L’envie de mettre en scène cette nouvelle s’apparente d'abord au désir d’explorer le langage poétique de Ramuz. Ce texte, qui paradoxalement se déploie au cours d’une nouvelle très brève, ouvre en fait un vaste champ de réflexion. Au plus près des sentiments, on y rencontre le désir, l’attente, l’ennui, la solitude, l’espoir et la révolte. Et l’on y rencontre surtout la folie qui nous a accompagnés tout au long de notre travail. Pour cela, il ne faut jamais perdre de vue qu’il y a une Folle et qu’il y a un Costume de folie. Car, pour approcher réellement la folie, il faut se libérer du costume, donc des clichés et des poncifs, et chercher, non à comprendre, mais plutôt à ressentir un être proche de la fêlure. Le parti pris de donner à entendre un texte conçu initialement pour être lu et non joué constitue également un enjeu majeur de ce spectacle. L’actrice principale ne doit pas incarner le personnage de la folle mais bien plutôt créer l’équivoque en jouant sur plusieurs registres : récitante, narratrice omnisciente, folle, spectatrice de cette folie et finalement… fossoyeur. Car, une fois la surprise de la révolte passée, on comprend que le vrai visage qui hante l’ensemble du récit, c’est celui de la mort dont les rides sont sur sa figure comme une voilette en gros tulle noir. Détaché d’une véritable intrigue, il faut transmettre ce récit telle une élégie à la fois tendre et aigre. Présenter cette nouvelle en plein air apporte une dimension supplémentaire à ce projet. Cette scénographie naturelle, proche de l’univers ramuzien, permet de confondre l’espace scénique et l’espace public et place ainsi les spectateurs au sein même de la folie. Mais le plein air permet surtout d’apercevoir un personnage indispensable au récit : l’horizon. Cet horizon, qui à la ville comme au théâtre est trop souvent obstrué, est ici présent plus que jamais. Lointain et dégagé, il symbolise pour la folle, comme pour nous, l’espoir et par conséquent la vie. Oui, car ici l’espoir fait réellement vivre!

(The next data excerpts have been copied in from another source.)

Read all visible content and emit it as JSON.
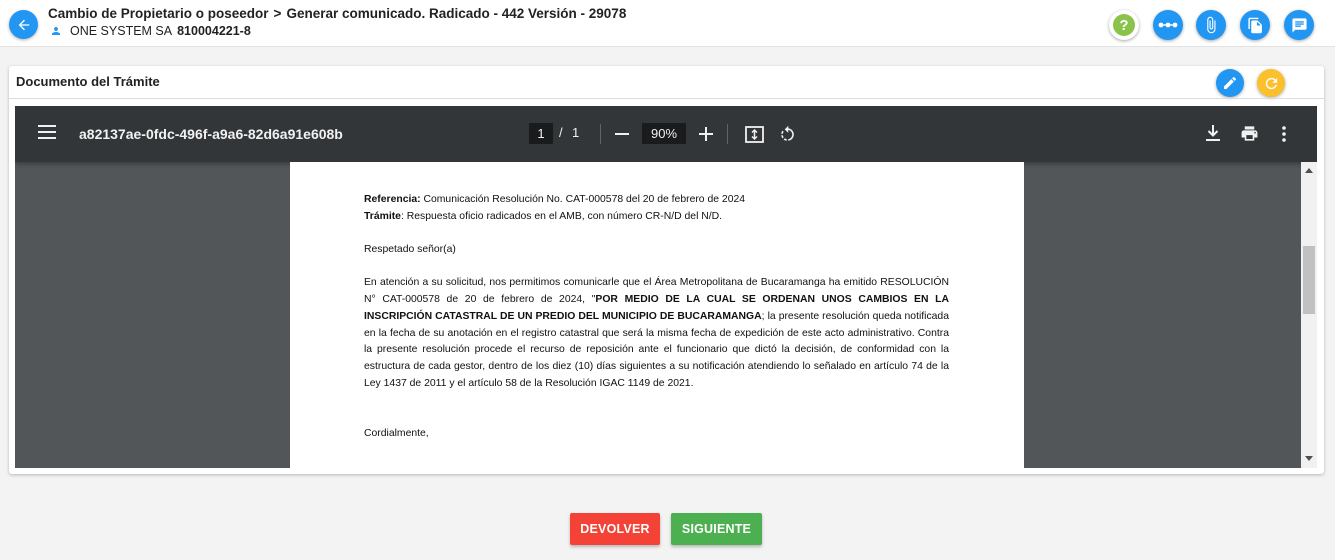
{
  "header": {
    "breadcrumb_1": "Cambio de Propietario o poseedor",
    "breadcrumb_sep": ">",
    "breadcrumb_2": "Generar comunicado. Radicado - 442 Versión - 29078",
    "company": "ONE SYSTEM SA",
    "nit": "810004221-8",
    "help_label": "?",
    "icons": [
      "arrow-left-icon",
      "help-icon",
      "more-horizontal-icon",
      "attachment-icon",
      "copy-document-icon",
      "message-icon"
    ]
  },
  "card": {
    "title": "Documento del Trámite",
    "icons": [
      "edit-icon",
      "refresh-icon"
    ]
  },
  "viewer": {
    "file_name": "a82137ae-0fdc-496f-a9a6-82d6a91e608b",
    "current_page": "1",
    "page_sep": "/",
    "total_pages": "1",
    "zoom": "90%",
    "icons": [
      "menu-icon",
      "zoom-out-icon",
      "zoom-in-icon",
      "fit-page-icon",
      "rotate-icon",
      "download-icon",
      "print-icon",
      "more-vertical-icon"
    ]
  },
  "document": {
    "ref_label": "Referencia:",
    "ref_text": " Comunicación Resolución No. CAT-000578 del 20 de febrero de 2024",
    "tramite_label": "Trámite",
    "tramite_text": ": Respuesta oficio radicados en el AMB, con número CR-N/D del N/D.",
    "greeting": "Respetado señor(a)",
    "body_part1": "En atención a su solicitud, nos permitimos comunicarle que el Área Metropolitana de Bucaramanga ha emitido RESOLUCIÓN N° CAT-000578 de 20 de febrero de 2024, \"",
    "body_bold": "POR MEDIO DE LA CUAL SE ORDENAN UNOS CAMBIOS EN LA INSCRIPCIÓN CATASTRAL DE UN PREDIO DEL MUNICIPIO DE BUCARAMANGA",
    "body_part2": "; la presente resolución queda notificada en la fecha de su anotación en el registro catastral que será la misma fecha de expedición de este acto administrativo. Contra la presente resolución procede el recurso de reposición ante el funcionario que dictó la decisión, de conformidad con la estructura de cada gestor, dentro de los diez (10) días siguientes a su notificación atendiendo lo señalado en artículo 74 de la Ley 1437 de 2011 y el artículo 58 de la Resolución IGAC 1149 de 2021.",
    "closing": "Cordialmente,"
  },
  "footer": {
    "devolver_label": "DEVOLVER",
    "siguiente_label": "SIGUIENTE"
  },
  "colors": {
    "primary": "#2196f3",
    "help": "#8bc34a",
    "refresh": "#fbc02d",
    "devolver": "#f44336",
    "siguiente": "#4caf50",
    "toolbar": "#323639",
    "viewer_bg": "#525659"
  }
}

C'était une vraie folle, mais ce n'était pas une folle de naissance. Elle était devenue folle le jour où elle avait appris que son fiancé l'abandonnait. Il lui avait dit : "Non, vois-tu, je crois que ça ne s'arrange pas; mes parents ne sont toujours pas consentants." Et elle ne l'avait pas revu, il avait quitté le pays. Mais elle, elle disait qu'il allait revenir. Et, depuis ce jour-là, elle s'était mise à l'attendre. Elle disait : "Ce sera demain."